シーズン最初の試合で歌う勝利の歌は格別なものがあった。どんな形でもACL初戦のホームでの闘いを白星で飾る重要性を選手たちも浦和を愛する人々も感じていた。

シドニーFCのアーノルド監督は「チャンスは同じぐらいあった。大きな守りのミスをしたために、2失点してしまった」と話した。浦和にも失点に繋がるようなミスはあった。だが、浦和の場合はそのミスをしっかりとカバーして失点しなかった。前半の永田充選手のゴール前のカバーリングや後半の西川周作選手の顔面セーブなどチームを救ってくれた。あそこで失点をしていたら、ゲームの流れは変わっていただろう。

永田選手は「守備の部分でスライドが良かった。退くだけでなく、ボランチとの連携もチームとして取れていた」と手応えを感じていた。

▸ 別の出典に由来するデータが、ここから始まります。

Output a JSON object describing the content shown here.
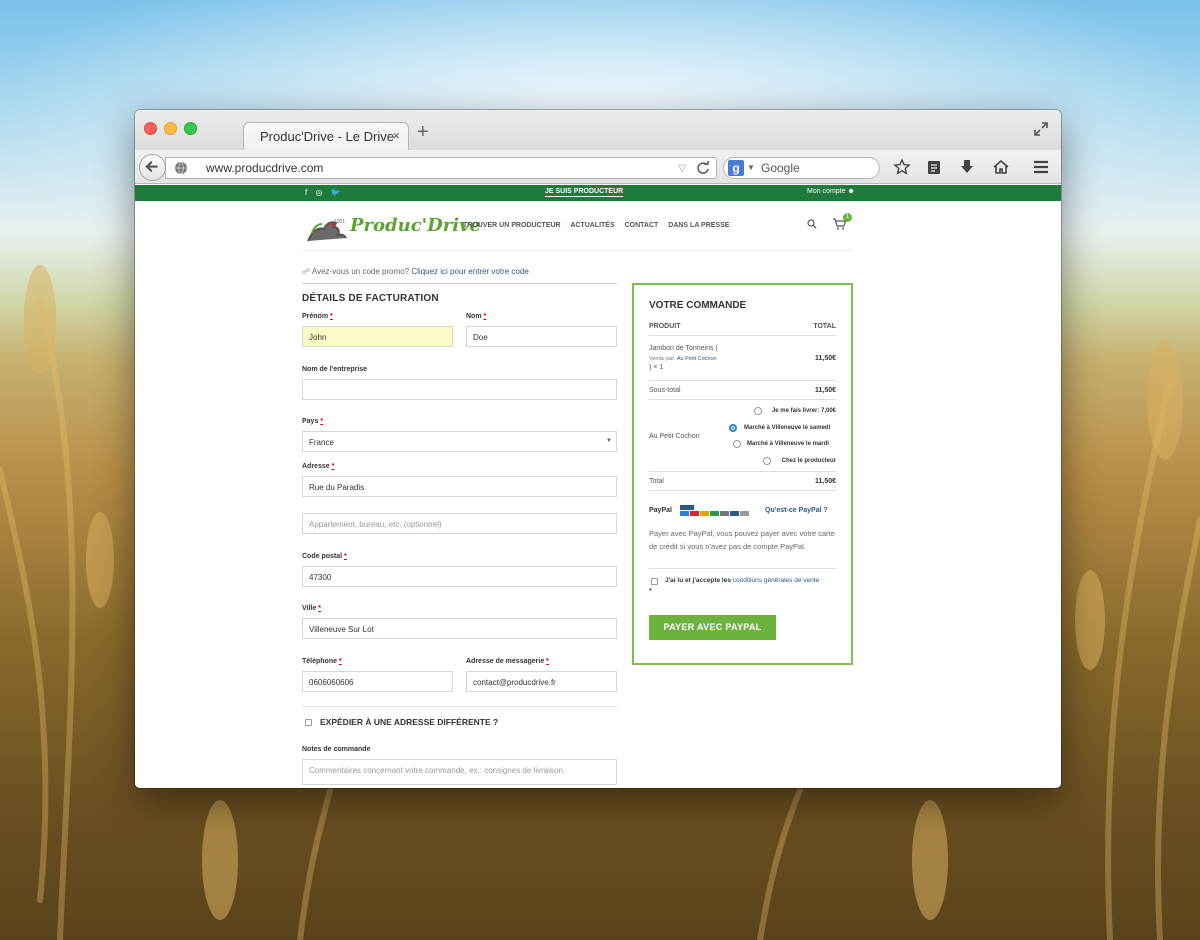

ただ、勝利を収めた中でも課題は見えた。相手DFラインが高いことを上手く利用してDFの背後を狙う浦和らしいテンポの速いリズミカルなパス回しで効果的な崩しが出来るはずである。

阿部勇樹選手が「早い時間帯に点を獲って、後ろで回すことが多くなり、足下になり背後への怖さが無かった。ゲームの中での立ち位置や狙いを変えないといけない。勝ったから課題が見えた」と話した。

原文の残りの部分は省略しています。